National gods eventually became war gods. But the prophet had not anticipated the time when human beings would acquire the capacity to destroy the world itself.
Then there were new prophets. Churchill warned: "The Stone Age may return on the gleaming wings of science and what might now shower immeasurable blessings upon mankind may even bring about its total destruction."
The `gleaming wings of science’ would never take us to national security, a classic study by two American scientists in 1964concluded. Jerome Weisner and Herbert York, who played a major role in the shaping of US nuclear policy, came to the conclusion that there is no technical solution for national security. "Both sides in an arms race are confronted by the dilemma of steadily increasing military power and steadily decreasing national security." Thus they found themselves driven back to the very factors they initially excluded in the study political, social, economic and psychological questions, and above all, moral issues and human values.
Is it not surprising that in India, there is little discussion on the profound ethical and moral issues raised by the possession and possible use of nuclear weapons? This is a time for fundamental, prophetic, ethical indignation from all those who value life.
The first crucial ethical difference between nuclear and conventional weapons derives from the scale of nuclear devastation, a scale out of proportion to any reasonable objective of war. Warfare on such a scale involves a degree ofunpredictability humanity cannot afford to risk.
The second crucial difference derives from the indiscriminate character of such weapons, whose destructiveness cannot even in theory be confined to combatants. Indeed, not only would non-combatants suffer major casualties but much of the biosphere might be devastated as well. The long-term effects of radiation add a further indiscriminate element.

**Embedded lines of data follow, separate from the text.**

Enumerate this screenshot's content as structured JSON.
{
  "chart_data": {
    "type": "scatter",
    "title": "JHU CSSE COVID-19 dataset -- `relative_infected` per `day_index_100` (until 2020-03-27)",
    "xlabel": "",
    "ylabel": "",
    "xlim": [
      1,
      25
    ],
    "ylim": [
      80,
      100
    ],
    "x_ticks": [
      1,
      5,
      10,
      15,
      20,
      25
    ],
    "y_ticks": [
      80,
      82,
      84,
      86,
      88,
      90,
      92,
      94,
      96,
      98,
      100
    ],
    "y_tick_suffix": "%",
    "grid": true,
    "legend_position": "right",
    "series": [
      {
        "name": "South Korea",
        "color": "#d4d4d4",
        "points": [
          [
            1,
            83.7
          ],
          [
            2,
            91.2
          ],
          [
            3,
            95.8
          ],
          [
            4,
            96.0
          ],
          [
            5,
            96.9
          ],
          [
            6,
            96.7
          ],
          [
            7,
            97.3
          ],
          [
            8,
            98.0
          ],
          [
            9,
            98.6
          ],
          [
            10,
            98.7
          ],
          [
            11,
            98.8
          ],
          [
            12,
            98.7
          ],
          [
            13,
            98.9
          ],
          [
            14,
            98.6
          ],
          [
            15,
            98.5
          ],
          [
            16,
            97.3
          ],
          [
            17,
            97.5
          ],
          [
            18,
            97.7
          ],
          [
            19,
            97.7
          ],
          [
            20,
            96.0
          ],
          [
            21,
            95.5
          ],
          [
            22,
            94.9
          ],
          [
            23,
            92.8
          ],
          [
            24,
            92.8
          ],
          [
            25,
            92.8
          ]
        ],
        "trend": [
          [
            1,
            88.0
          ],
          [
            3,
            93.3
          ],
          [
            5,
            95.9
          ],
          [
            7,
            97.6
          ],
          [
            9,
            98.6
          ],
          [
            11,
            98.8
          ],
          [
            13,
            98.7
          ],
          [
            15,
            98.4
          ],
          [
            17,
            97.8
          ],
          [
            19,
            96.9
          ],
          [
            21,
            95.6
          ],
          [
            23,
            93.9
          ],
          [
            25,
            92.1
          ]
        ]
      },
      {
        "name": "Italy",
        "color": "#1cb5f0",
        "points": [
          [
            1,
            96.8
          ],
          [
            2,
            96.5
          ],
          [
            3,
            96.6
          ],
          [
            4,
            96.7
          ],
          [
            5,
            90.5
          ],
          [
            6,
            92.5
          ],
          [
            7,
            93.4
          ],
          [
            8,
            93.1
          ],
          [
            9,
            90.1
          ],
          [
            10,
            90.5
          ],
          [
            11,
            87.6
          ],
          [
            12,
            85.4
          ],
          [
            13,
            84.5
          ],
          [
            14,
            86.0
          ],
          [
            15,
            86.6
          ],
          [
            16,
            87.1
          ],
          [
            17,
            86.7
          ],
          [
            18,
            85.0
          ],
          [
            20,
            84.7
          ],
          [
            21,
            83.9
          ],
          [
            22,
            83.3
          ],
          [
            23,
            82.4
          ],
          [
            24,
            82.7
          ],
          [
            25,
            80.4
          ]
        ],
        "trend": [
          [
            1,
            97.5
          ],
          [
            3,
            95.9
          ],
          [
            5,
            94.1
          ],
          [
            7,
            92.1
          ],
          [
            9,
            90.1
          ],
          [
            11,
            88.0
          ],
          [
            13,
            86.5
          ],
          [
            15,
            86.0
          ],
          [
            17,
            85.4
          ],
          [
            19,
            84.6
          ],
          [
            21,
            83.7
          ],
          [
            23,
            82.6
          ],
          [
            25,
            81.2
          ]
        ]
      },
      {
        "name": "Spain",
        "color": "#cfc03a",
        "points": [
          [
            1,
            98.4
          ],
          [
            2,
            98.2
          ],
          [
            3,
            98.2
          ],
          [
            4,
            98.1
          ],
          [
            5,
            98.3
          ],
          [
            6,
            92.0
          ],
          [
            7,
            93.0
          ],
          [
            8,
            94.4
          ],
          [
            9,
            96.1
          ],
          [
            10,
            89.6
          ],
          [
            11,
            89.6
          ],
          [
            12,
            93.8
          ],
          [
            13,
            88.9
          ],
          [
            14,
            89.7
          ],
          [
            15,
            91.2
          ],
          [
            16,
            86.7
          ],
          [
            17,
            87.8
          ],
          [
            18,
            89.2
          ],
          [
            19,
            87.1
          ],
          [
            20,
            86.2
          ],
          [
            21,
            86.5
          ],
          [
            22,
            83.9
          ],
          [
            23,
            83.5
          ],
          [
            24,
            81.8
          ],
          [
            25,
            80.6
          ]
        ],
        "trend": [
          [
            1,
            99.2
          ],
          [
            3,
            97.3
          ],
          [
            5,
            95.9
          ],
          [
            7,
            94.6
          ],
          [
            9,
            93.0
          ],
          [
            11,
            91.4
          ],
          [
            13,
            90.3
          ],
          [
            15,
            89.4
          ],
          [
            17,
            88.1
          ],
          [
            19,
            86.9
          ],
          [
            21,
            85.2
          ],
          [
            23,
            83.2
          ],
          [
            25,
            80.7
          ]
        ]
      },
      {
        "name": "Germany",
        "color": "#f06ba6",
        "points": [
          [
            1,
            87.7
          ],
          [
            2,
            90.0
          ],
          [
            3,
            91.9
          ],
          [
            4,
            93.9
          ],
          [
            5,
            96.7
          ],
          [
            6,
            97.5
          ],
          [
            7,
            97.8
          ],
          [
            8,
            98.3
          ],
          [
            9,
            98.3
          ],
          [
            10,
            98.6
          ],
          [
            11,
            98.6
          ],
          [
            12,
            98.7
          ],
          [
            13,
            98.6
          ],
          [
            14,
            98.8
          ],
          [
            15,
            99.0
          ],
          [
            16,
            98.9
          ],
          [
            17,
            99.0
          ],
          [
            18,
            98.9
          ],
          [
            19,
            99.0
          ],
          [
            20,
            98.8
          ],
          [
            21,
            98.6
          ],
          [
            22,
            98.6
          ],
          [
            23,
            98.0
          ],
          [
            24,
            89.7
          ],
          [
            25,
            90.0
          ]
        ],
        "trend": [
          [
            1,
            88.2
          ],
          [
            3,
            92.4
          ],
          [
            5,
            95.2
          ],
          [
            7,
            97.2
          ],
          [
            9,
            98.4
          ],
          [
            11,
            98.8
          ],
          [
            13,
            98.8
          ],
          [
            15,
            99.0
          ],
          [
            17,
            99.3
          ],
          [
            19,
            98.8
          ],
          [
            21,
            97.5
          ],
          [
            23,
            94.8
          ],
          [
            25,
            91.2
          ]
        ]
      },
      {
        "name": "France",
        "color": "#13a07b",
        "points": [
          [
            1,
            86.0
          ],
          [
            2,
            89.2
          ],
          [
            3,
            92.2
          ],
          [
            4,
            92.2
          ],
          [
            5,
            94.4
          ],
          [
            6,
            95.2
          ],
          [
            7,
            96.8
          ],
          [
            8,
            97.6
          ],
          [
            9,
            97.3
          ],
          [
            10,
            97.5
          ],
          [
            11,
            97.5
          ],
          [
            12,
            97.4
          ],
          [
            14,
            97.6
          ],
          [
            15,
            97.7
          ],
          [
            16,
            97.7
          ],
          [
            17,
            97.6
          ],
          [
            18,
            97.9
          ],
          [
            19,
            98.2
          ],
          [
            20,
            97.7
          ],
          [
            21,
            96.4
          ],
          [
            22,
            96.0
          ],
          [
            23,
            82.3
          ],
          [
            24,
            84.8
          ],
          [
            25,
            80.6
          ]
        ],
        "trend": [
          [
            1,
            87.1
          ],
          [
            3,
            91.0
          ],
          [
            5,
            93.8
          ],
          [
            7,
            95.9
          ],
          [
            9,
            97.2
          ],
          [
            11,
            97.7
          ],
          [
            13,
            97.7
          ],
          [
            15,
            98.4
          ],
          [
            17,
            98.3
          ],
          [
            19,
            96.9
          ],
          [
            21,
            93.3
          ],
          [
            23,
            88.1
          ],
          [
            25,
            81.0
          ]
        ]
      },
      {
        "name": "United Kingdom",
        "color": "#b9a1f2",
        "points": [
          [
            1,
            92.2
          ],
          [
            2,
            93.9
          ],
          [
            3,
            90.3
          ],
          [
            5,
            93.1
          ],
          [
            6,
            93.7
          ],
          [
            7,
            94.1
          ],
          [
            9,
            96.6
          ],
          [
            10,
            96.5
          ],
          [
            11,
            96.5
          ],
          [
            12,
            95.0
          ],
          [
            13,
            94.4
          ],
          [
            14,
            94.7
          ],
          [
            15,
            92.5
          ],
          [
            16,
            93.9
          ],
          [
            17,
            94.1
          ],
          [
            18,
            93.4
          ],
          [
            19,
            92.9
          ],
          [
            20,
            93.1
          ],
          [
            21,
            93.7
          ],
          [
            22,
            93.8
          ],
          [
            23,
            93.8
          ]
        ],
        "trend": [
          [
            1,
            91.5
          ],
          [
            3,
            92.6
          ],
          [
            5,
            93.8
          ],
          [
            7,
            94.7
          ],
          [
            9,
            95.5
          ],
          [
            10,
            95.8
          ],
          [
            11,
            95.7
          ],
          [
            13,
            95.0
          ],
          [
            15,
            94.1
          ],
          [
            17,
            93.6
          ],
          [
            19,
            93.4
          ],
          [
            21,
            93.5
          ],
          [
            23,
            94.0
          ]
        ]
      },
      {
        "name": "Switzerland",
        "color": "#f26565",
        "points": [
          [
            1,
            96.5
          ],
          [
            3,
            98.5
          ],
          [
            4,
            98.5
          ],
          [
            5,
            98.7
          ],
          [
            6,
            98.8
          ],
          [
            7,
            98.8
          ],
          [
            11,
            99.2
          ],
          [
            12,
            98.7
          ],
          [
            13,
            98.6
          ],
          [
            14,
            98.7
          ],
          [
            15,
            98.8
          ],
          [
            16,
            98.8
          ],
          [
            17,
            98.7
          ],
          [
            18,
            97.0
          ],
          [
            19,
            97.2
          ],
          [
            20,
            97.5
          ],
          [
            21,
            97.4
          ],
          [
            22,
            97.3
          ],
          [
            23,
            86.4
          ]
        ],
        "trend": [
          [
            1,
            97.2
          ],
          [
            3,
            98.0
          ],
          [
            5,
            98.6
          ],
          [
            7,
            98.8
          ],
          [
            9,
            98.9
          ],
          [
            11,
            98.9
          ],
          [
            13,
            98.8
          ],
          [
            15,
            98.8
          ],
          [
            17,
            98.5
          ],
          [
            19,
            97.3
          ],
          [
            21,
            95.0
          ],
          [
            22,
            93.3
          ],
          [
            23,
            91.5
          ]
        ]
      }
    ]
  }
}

That is why the theory of nuclear deterrence is immoral. The ugly paradox of deterrence is that the capabilities of deterrent forces must be real and the willingness to use them sufficiently credible in order to deter. For deterrence to be effective the intention to use has not only to be repeatedly stated but also backed up by training, targeting, maintenance and constant development. Deterrence is willingness and readiness to use nuclear weapons.
The ethics of deterrence are the ethics of threatening to do something which we believe would be immoral, which one intends to do only in circumstances that will notarise because of this conditional threat. Such conditional intention implies that one has consented in one’s mind to act immorally.

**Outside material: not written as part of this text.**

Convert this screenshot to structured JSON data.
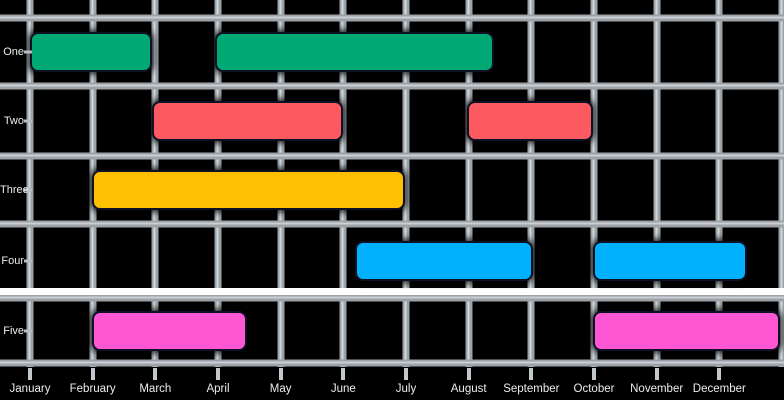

It is argued that India has no intention of using its weapons unless an opponent attacks it knowing that India will use its nuclear weapons. The argument is that the opponent would have to accept full moral responsibility for India’s response. But if Indian nuclear weapons are ever used it will be because of decisions India will have taken. The moral dilemma cannot be avoided in the manner suggested. India is now making the choices that could eventually result in the use of nuclear weapons. The choices are immoral.
“Deterrence is a disaster because deterrence is not a stationary but a degenerating state,” E.P. Thompson has stated. It also indicates the degeneration of the state.